All’indomani dell’ergastolo il commento dell’assessora Ouidad Bakkali (Politiche di genere): «È stato giusto essere parte civile, il femminicidio non è più questione privata ma tocca la comunità». Riconosciuti 20mila euro di risarcimento all’ente: «Andranno per i progetti di prevenzione»

«È arrivata una sentenza esemplare, senza sconti. Non darà sollievo ai familiari della vittima ma spero che almeno possa dare loro un senso di giustizia». Così Ouidad Bakkali, assessora del Comune di Ravenna con delega alle Politiche di genere, commenta l’ergastolo arrivato ieri, 22 giugno, per Matteo Cagnoni per l’omicidio della moglie Giulia Ballestri. L’ente pubblico era tra le cinque parti civili ammesse.

La scelta di costituirsi parte civile, mai fatta prima dal Comune in casi del genere, aveva fatto discutere a suo tempo. Bakkali resta convinta che sia stata una decisione giusta: «Parliamo di un femminicidio che non è rimasto un fatto privato ma ha ferito tutta la comunità, in una città che lavora sui temi della parità di genere da anni. L’attenzione del pubblico nelle udienze è stata a volte morbosa ma dimostra il coinvolgimento. Il centro antiviolenza esiste da 27 anni e da allora è finanziato anche dal Comune. Per questo abbiamo preso quella decisione forte e rimango convinta della scelta». Durante le 29 udienze solo in un paio di occasioni l’avvocato Enrico Baldrati, che rappresentava Palazzo Merlato, è intervenuto: «Abbiamo fatto un lavoro di squadra con le altre parti civili – dice Bakkali – tenendo una linea di sobrietà e rispetto».
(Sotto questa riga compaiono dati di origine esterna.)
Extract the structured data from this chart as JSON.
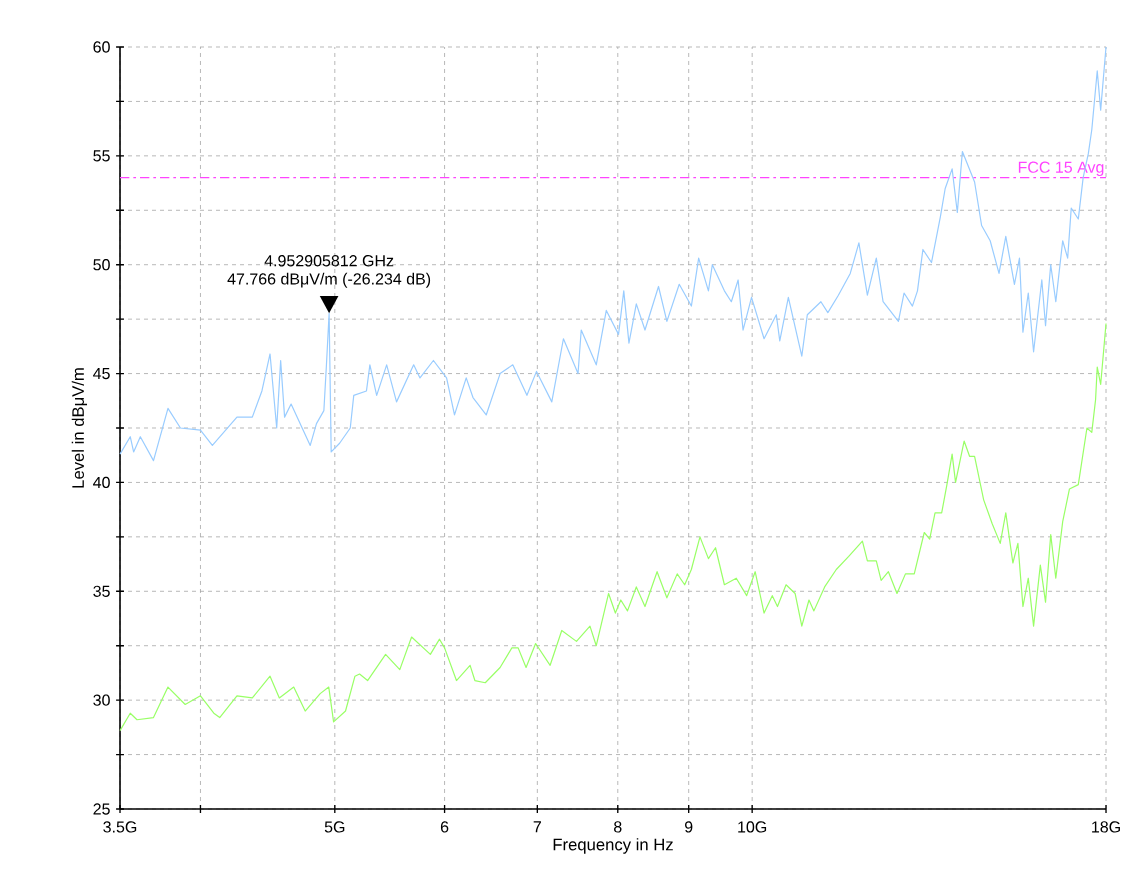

L’assessora era in aula ieri quando è stata pronunciata la sentenza verso le 19: «Ho provato a immaginare che impatto può avere avuto per la famiglia di Giulia, un momento di molta tensione e ho provato forte empatia per figli e genitori della vittima. La sentenza riconosce il lavoro egregio dei pm che hanno dimostrato tutta l’efferatezza di questo delitto».

Il Comune si è visto riconoscere un risarcimento danni di 20mila euro (chiesti 50mila euro, quantificati sulla base delle spese del personale dei servizi sociali incaricato di monitorare la situazione dei figli della coppia fino alla maggiore età). Fondi che andranno a sostegno delle iniziative di prevenzione e educazione contro le discriminazioni di genere e contro la violenza alle donne.